Quelque quinze années auparavant, les obsèques de la mère de Martin avaient attiré un grand concours de monde, mais certainement aucun habitant du village n'avait encore jamais vu une cérémonie aussi nombreuse et aussi imposante que le fut l'enterrement du petit Martin lui-même. Les jeunes filles du village étaient ornées de couronnes, les jeunes gens réclamaient tous l'honneur de porter le cercueil ; l'instituteur y conduisit tous ses élèves, car, du moment que Martin avait été le plus appliqué d'entre eux, il voulut lui rendre tout l'honneur possible ; sur le cercueil étaient déposées une couronne de romarin et une croix de fleurs avec des rubans ; immédiatement après, marchait le pauvre Joseph, la tête découverte ; au cimetière on enterra Martin tout à côté de sa chère mère qu'il avait à peine connue, et lorsque le fossoyeur eut comblé la fosse, il ne put retenir ses larmes :
« Que la terre te soit légère, cher enfant. »

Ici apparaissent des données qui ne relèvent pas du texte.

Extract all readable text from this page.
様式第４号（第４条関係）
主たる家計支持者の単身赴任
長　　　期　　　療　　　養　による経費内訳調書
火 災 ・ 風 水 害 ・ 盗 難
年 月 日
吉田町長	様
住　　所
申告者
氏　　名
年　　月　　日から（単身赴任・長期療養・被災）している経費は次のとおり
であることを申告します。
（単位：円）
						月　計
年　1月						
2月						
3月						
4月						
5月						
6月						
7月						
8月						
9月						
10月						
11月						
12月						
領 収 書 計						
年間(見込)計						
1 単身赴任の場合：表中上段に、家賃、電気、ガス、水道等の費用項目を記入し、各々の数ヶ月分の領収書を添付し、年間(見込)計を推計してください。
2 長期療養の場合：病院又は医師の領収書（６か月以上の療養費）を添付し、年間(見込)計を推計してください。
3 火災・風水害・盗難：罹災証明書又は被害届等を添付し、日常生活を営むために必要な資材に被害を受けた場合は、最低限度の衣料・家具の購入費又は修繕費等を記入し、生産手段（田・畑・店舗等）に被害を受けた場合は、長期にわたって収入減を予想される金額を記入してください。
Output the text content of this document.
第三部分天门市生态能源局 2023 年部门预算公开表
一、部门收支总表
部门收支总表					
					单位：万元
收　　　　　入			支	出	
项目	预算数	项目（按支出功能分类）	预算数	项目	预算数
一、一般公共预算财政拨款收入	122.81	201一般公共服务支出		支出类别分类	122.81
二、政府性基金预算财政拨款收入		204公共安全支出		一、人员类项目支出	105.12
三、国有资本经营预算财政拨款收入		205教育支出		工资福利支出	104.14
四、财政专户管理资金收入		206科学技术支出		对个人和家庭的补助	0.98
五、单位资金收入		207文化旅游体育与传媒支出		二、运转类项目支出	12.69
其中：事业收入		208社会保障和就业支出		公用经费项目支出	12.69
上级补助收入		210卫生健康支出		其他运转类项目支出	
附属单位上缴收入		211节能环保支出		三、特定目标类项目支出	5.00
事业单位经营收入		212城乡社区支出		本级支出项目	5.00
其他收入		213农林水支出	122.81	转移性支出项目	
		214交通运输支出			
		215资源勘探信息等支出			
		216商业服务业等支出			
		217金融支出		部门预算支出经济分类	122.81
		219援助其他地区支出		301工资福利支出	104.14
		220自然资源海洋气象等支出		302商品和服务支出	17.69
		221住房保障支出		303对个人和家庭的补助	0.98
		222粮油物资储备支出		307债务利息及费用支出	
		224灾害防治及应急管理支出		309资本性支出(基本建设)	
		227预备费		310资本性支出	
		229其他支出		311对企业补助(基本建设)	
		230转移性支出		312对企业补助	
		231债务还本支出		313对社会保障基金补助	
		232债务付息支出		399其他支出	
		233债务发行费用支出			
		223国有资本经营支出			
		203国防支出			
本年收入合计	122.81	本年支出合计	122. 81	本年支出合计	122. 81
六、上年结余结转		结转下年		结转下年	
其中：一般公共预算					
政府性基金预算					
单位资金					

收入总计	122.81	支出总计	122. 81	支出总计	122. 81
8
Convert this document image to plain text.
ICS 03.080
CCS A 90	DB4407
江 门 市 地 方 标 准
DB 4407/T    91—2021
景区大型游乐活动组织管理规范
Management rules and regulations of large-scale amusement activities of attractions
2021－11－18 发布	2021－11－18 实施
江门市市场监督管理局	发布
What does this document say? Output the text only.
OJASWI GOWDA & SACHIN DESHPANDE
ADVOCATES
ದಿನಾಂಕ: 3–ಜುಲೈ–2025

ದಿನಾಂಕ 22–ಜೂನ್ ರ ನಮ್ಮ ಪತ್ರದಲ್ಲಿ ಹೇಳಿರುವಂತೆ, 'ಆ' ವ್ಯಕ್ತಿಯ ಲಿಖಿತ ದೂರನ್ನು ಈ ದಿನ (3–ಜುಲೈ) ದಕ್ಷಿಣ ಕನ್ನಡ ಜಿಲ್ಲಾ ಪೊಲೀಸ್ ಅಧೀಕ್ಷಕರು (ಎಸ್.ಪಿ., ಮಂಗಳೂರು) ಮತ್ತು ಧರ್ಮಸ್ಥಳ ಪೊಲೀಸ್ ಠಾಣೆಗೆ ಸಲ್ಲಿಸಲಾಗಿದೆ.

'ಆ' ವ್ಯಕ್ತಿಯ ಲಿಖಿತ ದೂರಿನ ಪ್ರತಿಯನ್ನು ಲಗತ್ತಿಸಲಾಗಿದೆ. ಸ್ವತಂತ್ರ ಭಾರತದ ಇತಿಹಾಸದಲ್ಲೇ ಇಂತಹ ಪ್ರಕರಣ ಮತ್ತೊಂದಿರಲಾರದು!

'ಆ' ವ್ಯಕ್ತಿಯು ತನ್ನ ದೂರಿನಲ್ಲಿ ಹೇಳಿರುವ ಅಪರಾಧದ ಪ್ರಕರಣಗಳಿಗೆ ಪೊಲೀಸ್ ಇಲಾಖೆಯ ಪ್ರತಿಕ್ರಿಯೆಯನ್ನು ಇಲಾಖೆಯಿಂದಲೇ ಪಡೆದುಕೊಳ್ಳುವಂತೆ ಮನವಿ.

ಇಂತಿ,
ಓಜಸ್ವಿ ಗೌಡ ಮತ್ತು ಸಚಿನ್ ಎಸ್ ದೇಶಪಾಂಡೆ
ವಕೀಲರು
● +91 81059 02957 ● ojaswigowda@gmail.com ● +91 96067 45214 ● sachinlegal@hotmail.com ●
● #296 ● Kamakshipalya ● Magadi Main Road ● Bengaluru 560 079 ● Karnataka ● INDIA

Le printemps reviendra, oui, il reviendra ; les prairies refleuriront, les forêts reverdiront, mais c'est en vain qu'elles attendront Martin avec son troupeau ; il ne reviendra plus. Il est parti pour une contrée lointaine où il a déjà vu Dieu et le Seigneur Jésus, et maintenant il séjourne là où les arbres portent des fruits douze fois dans l'année, là où il n'y a plus ni mort, ni misère, ni, souffrance, mais une joie éternelle, une musique admirable et les chants magnifiques des anges, dans cette ville splendide, aux portes de perles et aux pavés d'or où les maisons sont construites en pierres précieuses.

Les habitants de Raschovo enterrèrent Martin et le pleurèrent, mais un berger semblable, plein d'amour pour Dieu, travailleur et soigneux comme lui, ils n'en trouvèrent jamais un autre.
Et Dieu le Père prit soin de Joseph.